Gianfranco Fini, che ama definirsi un politico "freddo", in questi giorni si muove se possibile con ancora maggiore circospezione. L'ultimatum lanciato da Renato Schifani, quell'invito a riallinearsi in fretta pena le elezioni anticipate, viene considerato nella cerchia del presidente della Camera come "una minaccia vuota", poco più di un bluff. E tuttavia inizia a crescere la preoccupazione per le mosse "imprevedibili" di un Berlusconi messo nell'angolo, che anche ieri è apparso cupo a chi è andato a trovarlo. Oltretutto di nuovo sofferente per quel dolore alle vertebre cervicali che ormai non lo abbandona mai veramente del tutto.
Per questo Fini ha predicato ai suoi "calma e gesso", ha consigliato di non raccogliere la provocazione. Per questo dal primo piano di Montecitorio non filtra alcuna reazione all'affondo della seconda carica dello Stato. Il momento infatti è molto delicato. "C'è il rischio - ragiona Marcello De Angelis - che a forza di tirare da una parte e dall'altra, alla fine la corda si spezzi e finiscano a terra entrambi". La sensazione di Fini è che il premier stia cercando il "casus belli", un alibi per scaricargli addosso la responsabilità di un "fallimento" e addebitargli la rottura.
Da qui anche la prudenza sul caso Cosentino, nonostante Fabio Granata si sia spinto molto avanti su questo terreno, fino a ipotizzare un voto insieme alle opposizioni su una mozione di sfiducia al sottosegretario. "Dobbiamo stare attenti, può essere una trappola", osserva invece un altro deputato finiano, "quelli non aspettano altro". "Quelli" sarebbero gli uomini del Cavaliere, il quale - saputo della possibilità di un voto trasversale contro Cosentino - ha aggiunto un ulteriore motivo di risentimento nei confronti del "co-fondatore" del Pdl.
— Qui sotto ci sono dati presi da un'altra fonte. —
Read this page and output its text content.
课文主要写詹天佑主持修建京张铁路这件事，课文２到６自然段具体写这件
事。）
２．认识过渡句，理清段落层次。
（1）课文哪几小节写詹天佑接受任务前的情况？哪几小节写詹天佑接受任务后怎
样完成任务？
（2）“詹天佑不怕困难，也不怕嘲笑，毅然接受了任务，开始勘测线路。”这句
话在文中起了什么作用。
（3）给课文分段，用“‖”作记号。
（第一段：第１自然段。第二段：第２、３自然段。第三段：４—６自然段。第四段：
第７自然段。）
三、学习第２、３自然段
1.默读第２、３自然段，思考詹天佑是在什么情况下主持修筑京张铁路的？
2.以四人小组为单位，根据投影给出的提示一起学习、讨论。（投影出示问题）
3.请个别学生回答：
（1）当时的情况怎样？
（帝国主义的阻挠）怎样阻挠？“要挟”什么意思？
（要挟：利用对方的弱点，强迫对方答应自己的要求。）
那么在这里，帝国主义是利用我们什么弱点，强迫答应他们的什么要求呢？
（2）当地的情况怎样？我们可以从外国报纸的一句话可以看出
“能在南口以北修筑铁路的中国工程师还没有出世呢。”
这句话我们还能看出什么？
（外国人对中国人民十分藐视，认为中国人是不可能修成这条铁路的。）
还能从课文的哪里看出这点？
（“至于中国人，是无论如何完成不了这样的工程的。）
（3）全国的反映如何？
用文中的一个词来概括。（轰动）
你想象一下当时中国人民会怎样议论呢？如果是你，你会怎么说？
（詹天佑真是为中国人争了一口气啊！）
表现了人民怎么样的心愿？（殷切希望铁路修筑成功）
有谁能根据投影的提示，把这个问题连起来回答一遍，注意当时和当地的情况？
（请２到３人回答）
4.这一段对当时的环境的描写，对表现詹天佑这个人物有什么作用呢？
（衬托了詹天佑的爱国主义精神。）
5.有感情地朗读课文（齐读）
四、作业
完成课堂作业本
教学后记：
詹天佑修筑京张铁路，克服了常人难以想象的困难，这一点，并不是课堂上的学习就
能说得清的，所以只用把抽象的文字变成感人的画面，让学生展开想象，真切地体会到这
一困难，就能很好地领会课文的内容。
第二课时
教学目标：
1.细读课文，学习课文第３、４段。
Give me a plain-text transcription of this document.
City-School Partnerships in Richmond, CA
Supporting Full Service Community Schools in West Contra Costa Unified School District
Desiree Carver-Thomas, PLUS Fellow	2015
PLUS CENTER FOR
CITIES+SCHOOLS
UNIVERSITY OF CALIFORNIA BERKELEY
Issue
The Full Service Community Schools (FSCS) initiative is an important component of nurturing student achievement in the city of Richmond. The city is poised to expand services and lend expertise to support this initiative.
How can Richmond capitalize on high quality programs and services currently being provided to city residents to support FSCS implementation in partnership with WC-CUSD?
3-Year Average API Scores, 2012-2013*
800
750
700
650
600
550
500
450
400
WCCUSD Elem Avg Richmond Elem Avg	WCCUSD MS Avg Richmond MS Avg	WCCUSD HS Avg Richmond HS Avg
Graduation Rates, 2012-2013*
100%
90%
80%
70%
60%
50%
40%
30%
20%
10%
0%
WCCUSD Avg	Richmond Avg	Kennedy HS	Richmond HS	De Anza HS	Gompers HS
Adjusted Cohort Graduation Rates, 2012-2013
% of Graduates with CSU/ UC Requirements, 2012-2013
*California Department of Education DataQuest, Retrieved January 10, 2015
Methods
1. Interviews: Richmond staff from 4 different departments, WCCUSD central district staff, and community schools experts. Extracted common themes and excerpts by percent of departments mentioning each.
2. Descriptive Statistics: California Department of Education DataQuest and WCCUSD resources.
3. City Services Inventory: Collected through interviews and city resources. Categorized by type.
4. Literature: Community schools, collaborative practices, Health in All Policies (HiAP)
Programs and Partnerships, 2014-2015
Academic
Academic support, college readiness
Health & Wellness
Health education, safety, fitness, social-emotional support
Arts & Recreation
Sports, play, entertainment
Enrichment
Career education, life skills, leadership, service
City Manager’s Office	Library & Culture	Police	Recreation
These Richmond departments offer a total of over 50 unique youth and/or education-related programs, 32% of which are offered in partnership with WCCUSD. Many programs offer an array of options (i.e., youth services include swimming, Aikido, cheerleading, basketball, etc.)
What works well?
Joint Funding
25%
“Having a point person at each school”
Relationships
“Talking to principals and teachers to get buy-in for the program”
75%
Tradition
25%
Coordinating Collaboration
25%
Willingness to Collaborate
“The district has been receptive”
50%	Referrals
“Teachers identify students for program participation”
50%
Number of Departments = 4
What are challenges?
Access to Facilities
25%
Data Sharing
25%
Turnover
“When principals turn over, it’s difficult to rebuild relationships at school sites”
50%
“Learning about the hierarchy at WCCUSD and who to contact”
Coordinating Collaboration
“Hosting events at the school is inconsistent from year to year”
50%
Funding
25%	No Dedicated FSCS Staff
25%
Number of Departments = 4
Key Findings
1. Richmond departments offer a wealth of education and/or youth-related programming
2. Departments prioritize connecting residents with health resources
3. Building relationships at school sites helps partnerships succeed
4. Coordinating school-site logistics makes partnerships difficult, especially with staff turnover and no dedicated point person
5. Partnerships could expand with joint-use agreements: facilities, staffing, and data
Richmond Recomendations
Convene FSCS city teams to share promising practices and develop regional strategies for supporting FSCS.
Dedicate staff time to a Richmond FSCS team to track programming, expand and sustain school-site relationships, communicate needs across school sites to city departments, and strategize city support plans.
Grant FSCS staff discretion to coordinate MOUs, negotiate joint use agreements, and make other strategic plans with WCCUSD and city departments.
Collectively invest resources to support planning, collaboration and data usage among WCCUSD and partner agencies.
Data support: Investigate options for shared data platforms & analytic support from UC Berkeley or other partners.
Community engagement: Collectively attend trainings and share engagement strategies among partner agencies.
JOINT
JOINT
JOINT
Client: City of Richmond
E proprio la mozione di sfiducia a Cosentino potrebbe essere quella "conta" che il premier va cercando per mettere in minoranza Fini nel Pdl. Non a caso ieri sera un fedelissimo del premier come Denis Verdini arrivava persino a ipotizzare l'intervento dei probiviri del partito per espellere Fabio Granata, perché "il Pdl non deve essere una caserma ma neanche un bordello". Ecco, questo è il clima.
Fini tuttavia non ha intenzione di spingersi fino alla rottura definitiva con Berlusconi, su questo è stato chiaro con tutti quelli che gli hanno parlato. Certo, ormai riservatamente non fa mistero di considerare Berlusconi un leader del passato, ma esprime anche la consapevolezza che "finché c'è lui sulla scena non si muove nulla", nessuna "fuga in avanti" è possibile.
Dunque tutto resta sospeso come prima di una tempesta. Ieri, dopo l'affondo di Schifani, Gianni Letta ha cercato Fini per sondarne gli umori e provare a riavvicinare le parti. E anche gli uomini più vicini a Berlusconi facevano a gara per convincere che non si poteva attribuire la paternità delle parole di Schifani al capo del governo, come se l'ordine di colpire Fini fosse partito direttamente da palazzo Chigi. Una presa di distanza che, di questi tempi, non ha convinto. "Spero che qualche consigliere più avveduto, faccia riflettere il presidente del Consiglio sui rischi di quello che sarebbe un vero e proprio azzardo", ha replicato a brutto muso il finiano Carmelo Briguglio di fronte alla minaccia di Schifani.
Ormai anche l'ipotesi di una scissione nel Pdl non può essere considerata fantascientifica. Certo, i parlamentari che rispondono direttamente a Fini non sono molti e certamente non abbastanza da sostenere un governo istituzionale. Oltretutto anche Gianni Alemanno e Ignazio La Russa, per non parlare di Altero Matteoli, danno segni crescenti di nervosismo per questa "deriva" di Fini e non apprezzano le uscite del loro ex leader contro Berlusconi.
Ma è anche vero, come fa notare un finiano, che "in questi mesi il presidente della Camera è diventato un riferimento per tutti gli scontenti dell'attuale andazzo del governo e del Pdl". Da questo a definire possibile un'alternativa ancora molto ci passa. Moltissimo a sentire Beppe Fioroni, scettico sulla possibilità di un governo "tra noi e Compagno Manganello". Ovvero Fini. Il quale comunque continua a tessere la sua tela. Ieri ha concluso un convegno molto trasversale, organizzato da "Farefuturo" con la fondazione Symbola di Ermete Realacci (Pd), sulla Green Economy. "Fini - scherza Adolfo Urso - ormai è ibrido, come la macchina del futuro".